Other popular cookie recipes
- Vegan Peanut Butter Chocolate-Chip Cookies
- Keto Chocolate-Chip Almond Cookies (NO BAKE)
- Easy Keto Marzipan Cookies
Keto Chocolate-Walnut Cookie Recipe
- 1 small bowl to make the flax seed egg
- 1 Bowl to mix the dough
- 1 Mixing spoon
- 1 tablespoon or cookie scoop to make the cookies
- 1 large nonstick baking sheet or use parchment paper
- 1 Tbs flax seed meal or chia seed or 1 egg
- 1 cup almond flour
- 1/4 cup coconut flour
- 1/2 cup granulated sweetener of choice I use Lakanto White or Brown Monk Fruit Sweetener
- 2 Tbs cocoa powder I use Ghirardelli Premium Baking 100% Cocoa Powder, which is a really nice, dark chocolate. But any cocoa powder will do.
- 1 tsp baking powder
- 1/2 cup almond butter
- 1/4 cup coconut oil or avocado oil but the flavor will change slightly
- 1/4 cup unsweetened almond milk up to 1/4 a cup
- 1/2 cup chopped walnuts
- 1/2 cup sugarfree chocolate chips I use Lily's dark chocolate chips
- First make a flax (or chia) egg. Add 3 Tbsp of water to the flax or chia. It needs a few minutes to gel.
- Preheat oven to 350.
- In a large bowl, mix dry ingredients: almond flour, coconut flour, sweetener, cocoa powder, baking powder.
- Mix the following wet ingredients into the dry ingredients: almond butter, coconut oil.
- Check the dough. If it needs more moisture, add up to 1/4 cup unsweetened almond milk.

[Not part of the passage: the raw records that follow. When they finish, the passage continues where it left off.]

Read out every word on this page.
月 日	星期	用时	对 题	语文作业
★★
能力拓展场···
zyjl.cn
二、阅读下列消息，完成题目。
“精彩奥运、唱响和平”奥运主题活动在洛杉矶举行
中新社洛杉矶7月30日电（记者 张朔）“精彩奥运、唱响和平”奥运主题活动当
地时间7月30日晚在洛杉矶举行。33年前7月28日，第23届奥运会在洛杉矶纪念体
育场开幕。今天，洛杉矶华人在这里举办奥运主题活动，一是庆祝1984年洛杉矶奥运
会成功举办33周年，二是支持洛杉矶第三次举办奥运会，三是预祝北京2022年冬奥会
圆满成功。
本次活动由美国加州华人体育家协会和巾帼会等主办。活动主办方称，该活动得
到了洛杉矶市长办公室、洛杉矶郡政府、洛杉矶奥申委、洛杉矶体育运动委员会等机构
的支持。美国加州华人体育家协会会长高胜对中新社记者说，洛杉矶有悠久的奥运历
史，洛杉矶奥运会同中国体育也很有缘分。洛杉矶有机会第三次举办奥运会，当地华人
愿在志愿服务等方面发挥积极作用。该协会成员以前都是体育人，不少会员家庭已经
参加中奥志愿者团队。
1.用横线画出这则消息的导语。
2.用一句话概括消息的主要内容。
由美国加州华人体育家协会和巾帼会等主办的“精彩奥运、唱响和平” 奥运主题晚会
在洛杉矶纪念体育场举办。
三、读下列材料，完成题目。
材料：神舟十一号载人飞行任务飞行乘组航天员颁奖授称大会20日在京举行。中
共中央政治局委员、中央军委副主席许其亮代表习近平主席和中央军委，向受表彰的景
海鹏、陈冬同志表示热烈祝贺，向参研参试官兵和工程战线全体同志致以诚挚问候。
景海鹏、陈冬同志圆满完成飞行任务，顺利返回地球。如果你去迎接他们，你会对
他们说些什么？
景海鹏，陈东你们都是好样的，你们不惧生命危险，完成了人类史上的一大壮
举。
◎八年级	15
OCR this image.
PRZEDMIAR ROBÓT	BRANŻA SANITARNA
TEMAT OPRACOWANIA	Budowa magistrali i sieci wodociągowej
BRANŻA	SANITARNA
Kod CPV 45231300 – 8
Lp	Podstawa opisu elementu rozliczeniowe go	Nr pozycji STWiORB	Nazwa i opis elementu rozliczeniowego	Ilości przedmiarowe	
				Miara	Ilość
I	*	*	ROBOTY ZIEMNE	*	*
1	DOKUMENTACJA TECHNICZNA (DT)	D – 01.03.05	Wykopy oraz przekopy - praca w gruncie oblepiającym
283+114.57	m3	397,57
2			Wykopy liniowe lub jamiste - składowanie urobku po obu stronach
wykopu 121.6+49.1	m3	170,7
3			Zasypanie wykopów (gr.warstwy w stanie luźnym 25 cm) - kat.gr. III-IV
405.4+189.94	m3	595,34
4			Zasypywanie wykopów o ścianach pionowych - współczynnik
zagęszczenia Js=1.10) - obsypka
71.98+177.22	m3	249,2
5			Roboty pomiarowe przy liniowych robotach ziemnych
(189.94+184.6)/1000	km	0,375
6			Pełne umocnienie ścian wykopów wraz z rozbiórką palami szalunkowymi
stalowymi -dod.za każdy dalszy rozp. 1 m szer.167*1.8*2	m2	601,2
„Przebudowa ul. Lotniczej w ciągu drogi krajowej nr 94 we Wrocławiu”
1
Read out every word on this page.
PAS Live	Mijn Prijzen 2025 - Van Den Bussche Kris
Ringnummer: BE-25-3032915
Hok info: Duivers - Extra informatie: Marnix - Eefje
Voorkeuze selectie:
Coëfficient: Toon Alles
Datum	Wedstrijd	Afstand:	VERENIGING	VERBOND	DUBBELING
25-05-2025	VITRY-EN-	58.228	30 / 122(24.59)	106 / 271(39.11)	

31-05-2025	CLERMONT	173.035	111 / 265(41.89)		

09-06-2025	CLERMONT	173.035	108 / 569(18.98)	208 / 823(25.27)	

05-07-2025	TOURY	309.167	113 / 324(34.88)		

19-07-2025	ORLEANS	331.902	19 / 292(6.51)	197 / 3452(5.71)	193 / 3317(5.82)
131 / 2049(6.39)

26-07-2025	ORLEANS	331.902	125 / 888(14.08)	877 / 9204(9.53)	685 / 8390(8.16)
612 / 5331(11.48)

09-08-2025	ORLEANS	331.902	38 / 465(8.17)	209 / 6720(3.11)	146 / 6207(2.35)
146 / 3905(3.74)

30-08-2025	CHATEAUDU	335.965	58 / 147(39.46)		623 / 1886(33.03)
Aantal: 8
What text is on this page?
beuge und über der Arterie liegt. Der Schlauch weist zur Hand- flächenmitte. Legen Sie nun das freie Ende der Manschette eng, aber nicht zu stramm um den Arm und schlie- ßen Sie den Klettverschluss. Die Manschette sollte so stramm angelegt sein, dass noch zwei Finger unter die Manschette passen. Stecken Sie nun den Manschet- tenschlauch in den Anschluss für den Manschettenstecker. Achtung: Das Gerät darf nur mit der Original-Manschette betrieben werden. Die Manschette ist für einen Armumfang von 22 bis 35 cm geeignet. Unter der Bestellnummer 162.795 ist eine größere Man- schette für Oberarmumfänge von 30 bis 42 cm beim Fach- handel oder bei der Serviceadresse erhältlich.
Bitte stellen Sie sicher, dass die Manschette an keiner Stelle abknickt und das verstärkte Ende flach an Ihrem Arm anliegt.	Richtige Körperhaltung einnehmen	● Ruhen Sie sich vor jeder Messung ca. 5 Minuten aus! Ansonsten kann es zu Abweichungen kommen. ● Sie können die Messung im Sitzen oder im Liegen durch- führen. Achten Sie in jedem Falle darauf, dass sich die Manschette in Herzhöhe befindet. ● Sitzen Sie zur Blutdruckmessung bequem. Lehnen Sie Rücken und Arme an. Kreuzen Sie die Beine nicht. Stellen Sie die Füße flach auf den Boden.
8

- With a spoon, mix in 1/2 cup chopped walnuts and 1/2 cup sugarfree chocolate chips.
- Use a tablespoon to scoop the cookie dough into your hands. If the dough sticks to your hands, simply wet them. Roll the dough into a ball and place on a non-stick cookie sheet or on parchment paper.
- Use a fork or glass and press down on the cookies. Wetting the fork will keep the dough from sticking.
- Bake in an oven preheated to 350 for 10-12 minutes until bottom is lightly browned. When you take the cookies out of the oven, they will be a bit fragile. Give them a few minutes to cool before moving them. Let them cool fully. Eat them fresh or freeze them.